127. Let $y=x^x+x^a+a^x+a^a.$

So, $\frac{dy}{dx}=\frac{d{x}^x}{dx}+\frac{d{x}^a}{dx}+\frac{d{a}^x}{dx}+\frac{d{a}^a}{dx}.$

$\to \frac{dy}{dx}=\frac{dy}{dx}+a{x}^{a-1}+a^{x}loga+0.$ _________(1)

Where $u=x^x$

$logu=xlogx$ (Taking log)

$\to \frac{1}{y}\frac{dy}{dx}=x\frac{d}{dx}logx+logx\frac{dx}{dx}$ (Differentiation w r t 'x')

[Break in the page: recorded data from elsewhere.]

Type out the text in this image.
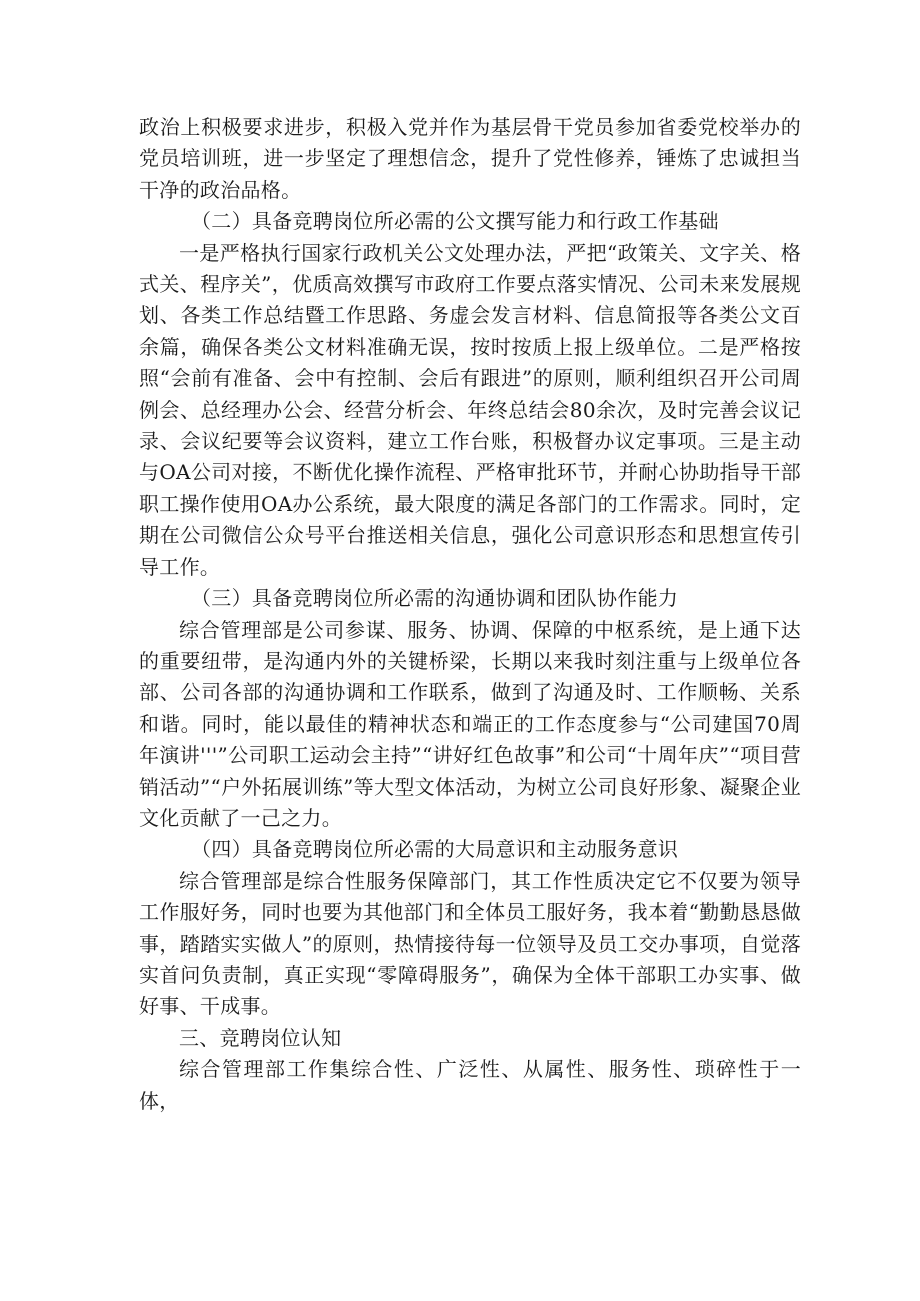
政治上积极要求进步，积极入党并作为基层骨干党员参加省委党校举办的党员培训班，进一步坚定了理想信念，提升了党性修养，锤炼了忠诚担当干净的政治品格。

（二）具备竞聘岗位所必需的公文撰写能力和行政工作基础

一是严格执行国家行政机关公文处理办法，严把“政策关、文字关、格式关、程序关”，优质高效撰写市政府工作要点落实情况、公司未来发展规划、各类工作总结暨工作思路、务虚会发言材料、信息简报等各类公文百余篇，确保各类公文材料准确无误，按时按质上报上级单位。二是严格按照“会前有准备、会中有控制、会后有跟进”的原则，顺利组织召开公司周例会、总经理办公会、经营分析会、年终总结会80余次，及时完善会议记录、会议纪要等会议资料，建立工作台账，积极督办议定事项。三是主动与OA公司对接，不断优化操作流程、严格审批环节，并耐心协助指导干部职工操作使用OA办公系统，最大限度的满足各部门的工作需求。同时，定期在公司微信公众号平台推送相关信息，强化公司意识形态和思想宣传引导工作。

（三）具备竞聘岗位所必需的沟通协调和团队协作能力

综合管理部是公司参谋、服务、协调、保障的中枢系统，是上通下达的重要纽带，是沟通内外的关键桥梁，长期以来我时刻注重与上级单位各部、公司各部的沟通协调和工作联系，做到了沟通及时、工作顺畅、关系和谐。同时，能以最佳的精神状态和端正的工作态度参与“公司建国70周年演讲'''”公司职工运动会主持”“讲好红色故事”和公司“十周年庆”“项目营销活动”“户外拓展训练”等大型文体活动，为树立公司良好形象、凝聚企业文化贡献了一己之力。

（四）具备竞聘岗位所必需的大局意识和主动服务意识

综合管理部是综合性服务保障部门，其工作性质决定它不仅要为领导工作服好务，同时也要为其他部门和全体员工服好务，我本着“勤勤恳恳做事，踏踏实实做人”的原则，热情接待每一位领导及员工交办事项，自觉落实首问负责制，真正实现“零障碍服务”，确保为全体干部职工办实事、做好事、干成事。

三、竞聘岗位认知

综合管理部工作集综合性、广泛性、从属性、服务性、琐碎性于一体，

$\to \frac{1}{y}\frac{dy}{dx}=\frac{x}{x}+logx$

$\to \frac{dy}{dx}=u[1+logx]$

$=x^x[1+logx]$

Hence eqn (1) becomes,

$\frac{dy}{dx}=x^x[1+logx]+a{x}^{a-1}+a^{x}loga.$

126. Let $y={(sinx-cosx)}^{sinx-cosx}$

Taking log,

$logy=(sinx-cosx)log(sinx-cosx)$

Differentiating w r t 'x' we get,

$\frac{1}{y}\frac{dy}{dx}=(sinx-cosx)\frac{dlog}{dx}(sinx-cosx)+log(sinx-cosx)\frac{d}{dx}(sinx-cosx).$

$=(sinx-cosx)*\frac{1}{(sinx-cosx)}*(cosx+sinx)+log(sinx-cosx)\left(cosx+sinx\right)$

$=(cosx+sinx)[1+log(sinx-cosx)]$

$\frac{dy}{dx}=y(cosx+sinx)[1+log(sinx-cosx)]$

$\frac{dy}{dx}={(sinx-cosx)}^{sinx-cosx}*(cosx+sinx)[1+log(sinx-cosx)]$

125. Let $y=cos(acosx+bsinx)$

So,  $\frac{dy}{dx}=-sin(acosx+bsinx)\frac{d}{dx}(acosx+bsinx)$

$=-sin(acosx+bsinx)[-asinx+bcosx].$

$=sin(acosx+bsinx)(asinx-bcosx)$